Kedmanee (also spelled Ketmanee) is the standard Thai keyboard layout used in Thailand, standardized by the Thai government and built into Windows, macOS, and Linux. It distributes Thai characters across the keyboard based on traditional typewriter conventions. Pattachote is an alternative layout developed by Dr. Kalaya Tingsabadh in the 1980s, optimized for typing efficiency by placing the most common Thai characters on the home row. Pattachote is significantly less common than Kedmanee — switching to Pattachote requires deliberate relearning and may cause compatibility issues on shared computers that only have Kedmanee available.

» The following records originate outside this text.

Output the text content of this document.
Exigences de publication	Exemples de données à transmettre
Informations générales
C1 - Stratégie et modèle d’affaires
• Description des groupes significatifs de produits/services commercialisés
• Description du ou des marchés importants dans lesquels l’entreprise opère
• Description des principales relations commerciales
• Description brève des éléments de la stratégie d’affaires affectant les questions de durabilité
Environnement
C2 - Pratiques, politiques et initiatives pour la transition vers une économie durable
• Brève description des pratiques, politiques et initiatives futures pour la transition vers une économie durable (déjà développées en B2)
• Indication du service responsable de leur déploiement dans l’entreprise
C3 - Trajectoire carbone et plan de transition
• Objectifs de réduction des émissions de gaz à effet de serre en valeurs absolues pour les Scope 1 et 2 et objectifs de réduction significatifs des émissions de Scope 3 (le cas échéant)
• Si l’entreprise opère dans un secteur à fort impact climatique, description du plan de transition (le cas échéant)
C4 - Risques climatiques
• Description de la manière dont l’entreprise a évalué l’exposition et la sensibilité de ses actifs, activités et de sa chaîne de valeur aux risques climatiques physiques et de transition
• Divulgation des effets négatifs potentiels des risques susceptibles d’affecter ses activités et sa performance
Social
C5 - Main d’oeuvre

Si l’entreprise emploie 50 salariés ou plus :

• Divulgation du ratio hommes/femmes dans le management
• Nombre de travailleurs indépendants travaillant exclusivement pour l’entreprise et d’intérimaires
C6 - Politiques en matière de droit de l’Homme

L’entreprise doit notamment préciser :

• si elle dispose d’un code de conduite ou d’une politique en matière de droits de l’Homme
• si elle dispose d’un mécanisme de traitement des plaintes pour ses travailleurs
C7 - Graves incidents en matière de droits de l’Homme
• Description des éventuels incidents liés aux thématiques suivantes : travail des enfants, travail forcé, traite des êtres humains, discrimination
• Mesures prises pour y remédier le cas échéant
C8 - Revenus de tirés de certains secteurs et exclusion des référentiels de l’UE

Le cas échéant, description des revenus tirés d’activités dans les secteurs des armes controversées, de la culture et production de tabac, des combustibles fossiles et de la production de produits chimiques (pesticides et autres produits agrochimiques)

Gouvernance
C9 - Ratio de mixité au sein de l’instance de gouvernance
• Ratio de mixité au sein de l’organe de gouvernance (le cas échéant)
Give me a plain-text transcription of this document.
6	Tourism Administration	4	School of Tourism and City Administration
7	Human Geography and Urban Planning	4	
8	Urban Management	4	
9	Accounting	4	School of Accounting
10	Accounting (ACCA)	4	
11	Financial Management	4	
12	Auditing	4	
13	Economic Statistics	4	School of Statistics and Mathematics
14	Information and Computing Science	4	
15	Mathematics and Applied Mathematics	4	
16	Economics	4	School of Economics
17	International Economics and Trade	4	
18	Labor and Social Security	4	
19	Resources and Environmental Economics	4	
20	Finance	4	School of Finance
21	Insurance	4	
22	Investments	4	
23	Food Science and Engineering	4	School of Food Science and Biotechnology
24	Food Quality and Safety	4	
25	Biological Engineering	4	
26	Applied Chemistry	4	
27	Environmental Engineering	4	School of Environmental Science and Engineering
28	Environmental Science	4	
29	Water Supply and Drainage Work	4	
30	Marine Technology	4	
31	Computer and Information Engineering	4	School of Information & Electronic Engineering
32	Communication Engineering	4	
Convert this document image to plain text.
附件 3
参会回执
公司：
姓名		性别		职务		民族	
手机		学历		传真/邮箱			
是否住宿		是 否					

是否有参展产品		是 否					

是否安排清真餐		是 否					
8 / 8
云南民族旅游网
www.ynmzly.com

How many characters does Thai have?
Thai has 44 consonants, 15 vowel symbols (which combine to form more vowel sounds), 4 tone marks, and several additional diacritics. This gives Thai one of the larger character sets among scripts that use a physical keyboard directly (without an IME). All Thai characters are encoded directly on the keyboard — unlike Chinese or Japanese, there is no input method editor or candidate selection step. Each key press produces a Thai character immediately, which is why Thai typing speed is measured in the same way as English WPM.
What is a good WPM for Thai typing?
For professional Thai typists, 35–50 WPM is a solid functional speed. Thai government administrative roles typically require 30–40 WPM. Average Thai office workers type at 20–35 WPM. Fast professionals and data-entry specialists reach 50–70 WPM. Thai typing is genuinely challenging due to the large character set and the no-space convention, so these benchmarks reflect a somewhat lower ceiling than Latin-script languages at equivalent practice levels.
Does FastTypings support Thai typing practice?
Yes. FastTypings has a dedicated Thai page at /th with Thai-language text passages and an interface localized for Thai readers. The typing engine handles Thai Unicode characters correctly — including tone marks and vowel diacritics that render above, below, or to the side of consonants — and measures WPM using the standard 5-character formula applied to Thai Unicode code points.